I haven't fixed it yet, and this example doesn't show it, but each layout create is going to cause a corresponding mpd create. Which is okay for now, the only difference we could support would be a different stripe unit size.
And we can see that the files have been harvested, but the layouts have not:
[root@pnfs-17-24 ~]> ./rfps.sh | grep refcnt | wc -l
+ mdb -k
+ echo ::walk mds_File_entry_cache|::print struct rfs4_dbe
0
[root@pnfs-17-24 ~]> ./rlays.sh | grep refcnt
+ mdb -k
+ echo ::walk mds_Layout_entry_cache|::print struct rfs4_dbe
refcnt = 0x1
refcnt = 0x1
refcnt = 0x1
[root@pnfs-17-24 ~]> ./rmpd.sh | grep refcnt
+ mdb -k
+ echo ::walk mds_mpd_entry_cache|::print struct rfs4_dbe
refcnt = 0x2
refcnt = 0x2
refcnt = 0x2
The layouts are ripe for plucking, with a refcnt of 1, it means that they are in the table, but no one else references them.

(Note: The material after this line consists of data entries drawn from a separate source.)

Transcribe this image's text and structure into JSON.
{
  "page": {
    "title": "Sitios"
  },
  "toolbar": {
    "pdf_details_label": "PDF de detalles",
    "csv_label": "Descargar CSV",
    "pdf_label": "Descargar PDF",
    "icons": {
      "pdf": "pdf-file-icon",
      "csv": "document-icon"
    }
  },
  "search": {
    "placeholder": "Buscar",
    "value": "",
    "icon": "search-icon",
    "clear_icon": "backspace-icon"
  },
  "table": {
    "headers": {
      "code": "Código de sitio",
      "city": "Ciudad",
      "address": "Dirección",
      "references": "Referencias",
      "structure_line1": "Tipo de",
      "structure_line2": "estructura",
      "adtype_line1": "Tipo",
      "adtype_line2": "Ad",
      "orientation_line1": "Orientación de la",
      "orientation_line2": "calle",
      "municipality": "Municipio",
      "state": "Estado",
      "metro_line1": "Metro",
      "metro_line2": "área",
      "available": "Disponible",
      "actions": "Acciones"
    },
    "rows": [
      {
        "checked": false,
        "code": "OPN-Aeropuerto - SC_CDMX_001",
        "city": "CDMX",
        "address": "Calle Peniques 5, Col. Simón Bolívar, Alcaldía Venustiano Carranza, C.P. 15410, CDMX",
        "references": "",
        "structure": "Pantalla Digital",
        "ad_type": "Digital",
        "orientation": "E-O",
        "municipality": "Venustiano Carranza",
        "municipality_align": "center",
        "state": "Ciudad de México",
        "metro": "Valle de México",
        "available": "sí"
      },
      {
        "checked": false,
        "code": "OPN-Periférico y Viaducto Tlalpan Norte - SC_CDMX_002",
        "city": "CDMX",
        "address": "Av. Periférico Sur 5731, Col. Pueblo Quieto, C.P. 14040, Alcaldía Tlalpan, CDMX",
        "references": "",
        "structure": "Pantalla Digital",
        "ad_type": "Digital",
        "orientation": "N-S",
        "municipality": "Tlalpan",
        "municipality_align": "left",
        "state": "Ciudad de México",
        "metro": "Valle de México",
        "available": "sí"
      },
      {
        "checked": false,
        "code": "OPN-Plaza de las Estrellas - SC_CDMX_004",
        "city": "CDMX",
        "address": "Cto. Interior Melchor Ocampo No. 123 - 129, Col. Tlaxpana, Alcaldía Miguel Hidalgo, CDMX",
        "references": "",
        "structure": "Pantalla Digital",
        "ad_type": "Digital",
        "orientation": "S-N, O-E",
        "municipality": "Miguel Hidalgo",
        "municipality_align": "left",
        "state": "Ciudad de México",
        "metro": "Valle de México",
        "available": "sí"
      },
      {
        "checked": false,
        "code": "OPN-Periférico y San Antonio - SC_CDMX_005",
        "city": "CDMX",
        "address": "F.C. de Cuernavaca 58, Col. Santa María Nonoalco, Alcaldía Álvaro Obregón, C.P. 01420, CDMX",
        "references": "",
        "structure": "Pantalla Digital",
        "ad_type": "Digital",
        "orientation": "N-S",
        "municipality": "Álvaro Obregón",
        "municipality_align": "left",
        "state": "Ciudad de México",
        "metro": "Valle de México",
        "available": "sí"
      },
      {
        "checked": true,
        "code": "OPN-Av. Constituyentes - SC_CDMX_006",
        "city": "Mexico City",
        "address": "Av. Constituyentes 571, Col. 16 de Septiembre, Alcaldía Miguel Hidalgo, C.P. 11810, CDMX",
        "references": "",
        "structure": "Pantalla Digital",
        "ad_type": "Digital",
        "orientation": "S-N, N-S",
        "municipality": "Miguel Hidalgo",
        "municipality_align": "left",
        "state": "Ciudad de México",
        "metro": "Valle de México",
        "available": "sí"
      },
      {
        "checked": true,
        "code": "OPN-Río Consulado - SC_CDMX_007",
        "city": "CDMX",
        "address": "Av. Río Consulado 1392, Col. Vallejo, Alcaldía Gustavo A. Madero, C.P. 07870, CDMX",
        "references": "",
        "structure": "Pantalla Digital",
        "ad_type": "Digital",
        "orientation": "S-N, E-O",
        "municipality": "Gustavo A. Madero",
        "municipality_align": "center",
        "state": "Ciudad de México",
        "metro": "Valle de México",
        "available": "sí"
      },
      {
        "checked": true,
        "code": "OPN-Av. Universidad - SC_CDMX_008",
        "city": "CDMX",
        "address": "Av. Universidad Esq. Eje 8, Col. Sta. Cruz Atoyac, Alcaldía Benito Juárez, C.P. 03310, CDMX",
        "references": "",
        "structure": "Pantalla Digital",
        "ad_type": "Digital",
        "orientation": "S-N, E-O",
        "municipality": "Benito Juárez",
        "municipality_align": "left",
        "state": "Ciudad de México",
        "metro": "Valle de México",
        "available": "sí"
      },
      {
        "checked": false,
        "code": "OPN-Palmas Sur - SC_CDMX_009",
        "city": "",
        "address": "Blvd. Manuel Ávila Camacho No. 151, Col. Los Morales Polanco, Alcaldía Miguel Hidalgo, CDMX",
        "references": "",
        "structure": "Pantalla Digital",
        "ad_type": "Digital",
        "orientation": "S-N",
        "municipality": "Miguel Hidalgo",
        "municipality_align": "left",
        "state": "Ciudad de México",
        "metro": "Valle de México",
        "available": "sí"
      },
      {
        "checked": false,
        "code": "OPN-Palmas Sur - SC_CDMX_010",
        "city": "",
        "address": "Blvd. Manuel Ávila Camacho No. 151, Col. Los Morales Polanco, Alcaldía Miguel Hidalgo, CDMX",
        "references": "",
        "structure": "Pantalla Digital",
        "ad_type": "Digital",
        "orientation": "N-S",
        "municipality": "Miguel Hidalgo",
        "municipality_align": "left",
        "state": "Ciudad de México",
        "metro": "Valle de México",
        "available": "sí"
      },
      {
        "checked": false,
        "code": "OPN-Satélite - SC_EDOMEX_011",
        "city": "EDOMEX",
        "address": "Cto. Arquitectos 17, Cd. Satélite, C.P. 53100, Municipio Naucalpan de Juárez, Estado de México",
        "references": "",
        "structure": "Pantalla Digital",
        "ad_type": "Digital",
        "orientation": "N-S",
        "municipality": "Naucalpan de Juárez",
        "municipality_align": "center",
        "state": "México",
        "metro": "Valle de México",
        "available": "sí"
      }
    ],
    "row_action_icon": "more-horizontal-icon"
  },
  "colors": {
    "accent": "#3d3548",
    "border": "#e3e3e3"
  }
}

Let's see if we can quickly use them again:
[root@pnfs-17-24 ~]> ./rlays.sh | grep refcnt
+ mdb -k
+ echo ::walk mds_Layout_entry_cache|::print struct rfs4_dbe
refcnt = 0x5
refcnt = 0xb
refcnt = 0x4
[root@pnfs-17-24 ~]> ./rmpd.sh | grep refcnt
+ mdb -k
+ echo ::walk mds_mpd_entry_cache|::print struct rfs4_dbe
refcnt = 0x2
refcnt = 0x2
refcnt = 0x2
Now I don't have proof here that these are the same entries in the db, but what I wanted to point out is that I never invalidate entries in either the layout or mpd tables. Instead, I rely on the fact that they can not go away until all external references are gone. Based on timing, I'd say we did reuse the entries, otherwise I would expect to see 6 mpds and not 3 of them. I.e., they do not get reused and if there were new layout entries, we'd expect to see 6 mpds.